Tuesday, October 8th, 2013
A new study has found that forced sexual contact, from unwanted kisses to rape, are all too common among American teens. Nine percent of the more than 1,000 young men and women surveyed admitted to using coercive tactics with unwilling partners. More from NBC News:
From a hastily forced kiss to outright rape, violent or at least coerced sexual contact may be worryingly common among teens and young adults, researchers reported Monday.
They found 9 percent of youths aged 14 to 21 admitted to some kind of forced sexual contact, using tactics from guilt to threats and actual physical force. Half blamed their victims.
Four percent of the more than 1,000 young men and women surveyed admitted to having raped someone else, the researchers report in the American Medical Association journal JAMA Pediatrics.
But most who tried or completed rape said they didn’t use physical force – 63 percent of those who said they had forced someone to have sex against their will said they used guilt as their main tactic, while 32 percent said they used arguments and other verbal pressure.
And the problem behavior tends to really begin at around age 16, said Michele Ybarra of the Center for Innovative Public Health Research in San Clemente, California and Kimberly Mitchell of the University of New Hampshire.
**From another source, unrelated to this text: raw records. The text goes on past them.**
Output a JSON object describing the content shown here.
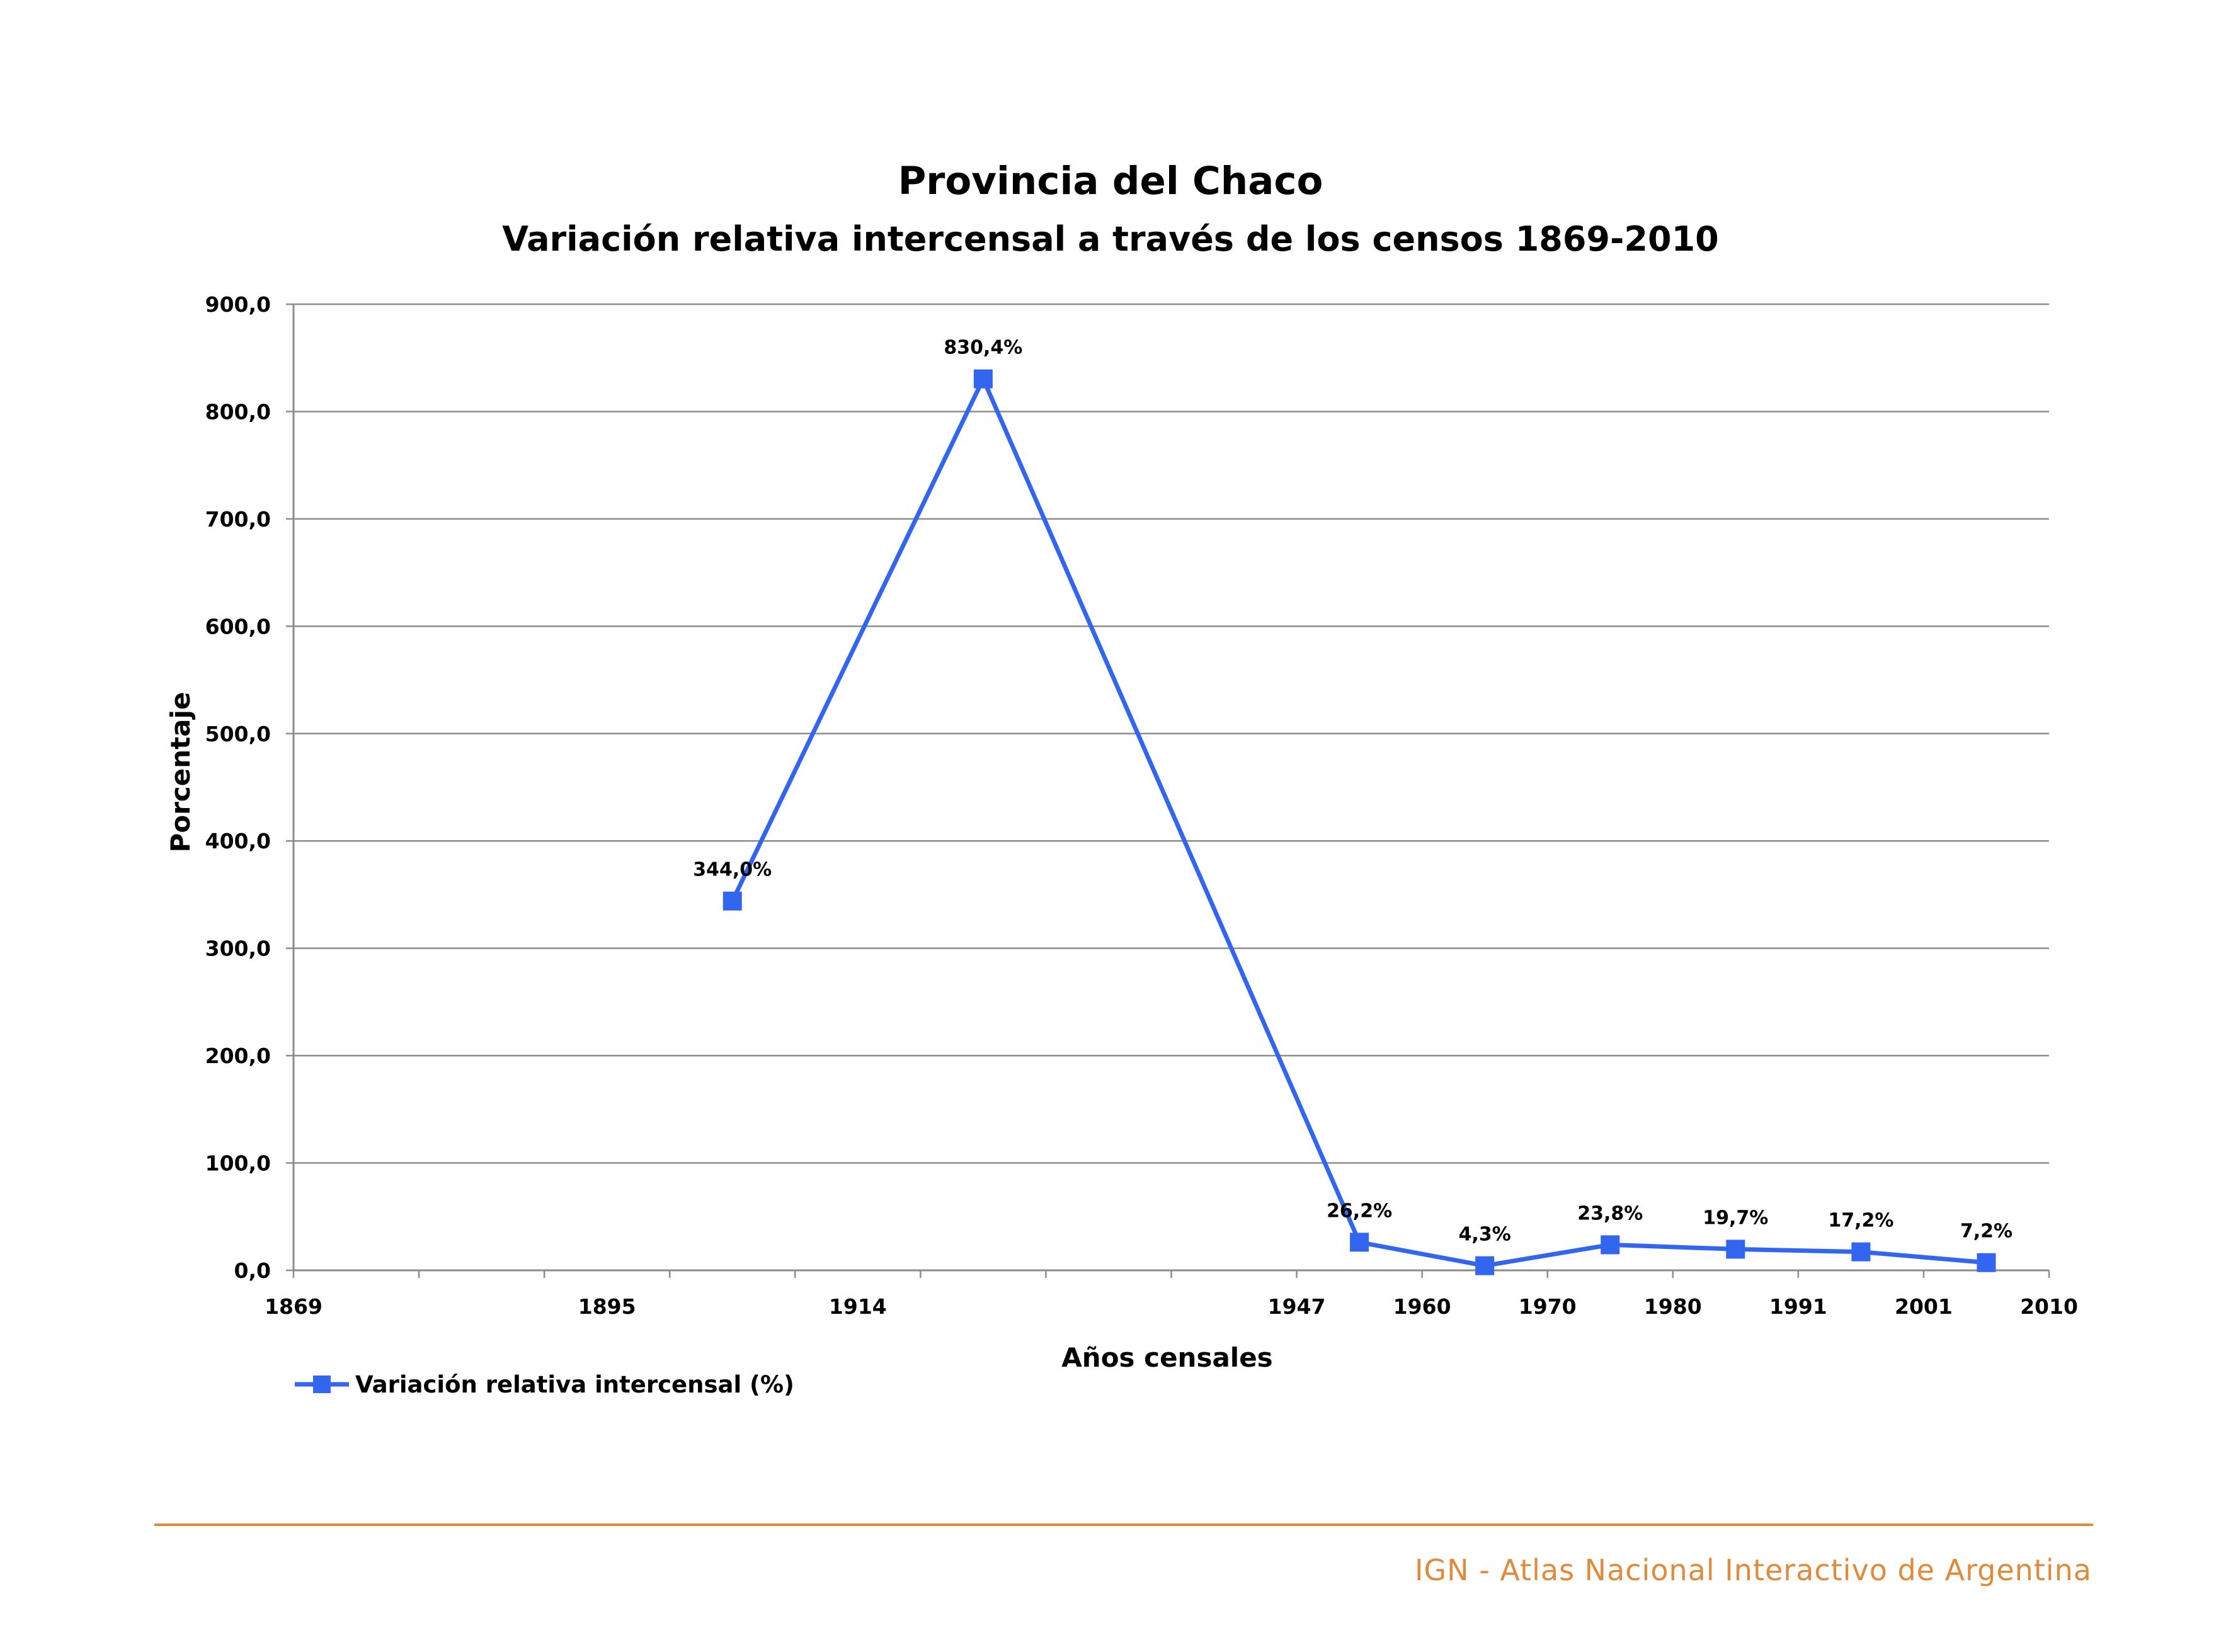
{
  "chart_data": {
    "type": "line",
    "title": "Provincia del Chaco",
    "subtitle": "Variación relativa intercensal a través de los censos 1869-2010",
    "xlabel": "Años censales",
    "ylabel": "Porcentaje",
    "ylim": [
      0,
      900
    ],
    "y_ticks": [
      "0,0",
      "100,0",
      "200,0",
      "300,0",
      "400,0",
      "500,0",
      "600,0",
      "700,0",
      "800,0",
      "900,0"
    ],
    "x_tick_labels": [
      "1869",
      "1895",
      "1914",
      "1947",
      "1960",
      "1970",
      "1980",
      "1991",
      "2001",
      "2010"
    ],
    "grid": true,
    "legend": "bottom-left",
    "series": [
      {
        "name": "Variación relativa intercensal (%)",
        "color": "#3366ee",
        "marker": "square",
        "points": [
          {
            "period": "1895-1914",
            "value": 344.0,
            "label": "344,0%"
          },
          {
            "period": "1914-1947",
            "value": 830.4,
            "label": "830,4%"
          },
          {
            "period": "1947-1960",
            "value": 26.2,
            "label": "26,2%"
          },
          {
            "period": "1960-1970",
            "value": 4.3,
            "label": "4,3%"
          },
          {
            "period": "1970-1980",
            "value": 23.8,
            "label": "23,8%"
          },
          {
            "period": "1980-1991",
            "value": 19.7,
            "label": "19,7%"
          },
          {
            "period": "1991-2001",
            "value": 17.2,
            "label": "17,2%"
          },
          {
            "period": "2001-2010",
            "value": 7.2,
            "label": "7,2%"
          }
        ]
      }
    ]
  },
  "footer": {
    "text": "IGN - Atlas Nacional Interactivo de Argentina",
    "color": "#e08a3c"
  }
}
Ybarra says the study doesn’t paint the whole picture and she says the findings should encourage other researchers to dig a little deeper into questions about sexual behavior in the teen years, and whether it’s possible to predict and even prevent sexual violence.
What is clear is that many teens are not getting the message that ‘no’ means no, she said.
“What we wanted to find was the intent to get somebody to do something sexually when they knew the person did not want to do it,” Ybarra said in a telephone interview.
It’s hard to know just how common the problem really is, or how representative the teens and young adults in the survey are of the whole population. They’d all been taking part in a broader survey of teen use of violent media that started in 2006, when most were about 12, Ybarra and Mitchell say.
“We know that adolescence is an important time when these types of behavior emerge,” Ybarra said.
The questions are very detailed and do not include words such as “rape”. The teens were asked questions such as “In the last 12 months, how often have you kissed, touched, or done anything sexual with another person when that person did not want you to?”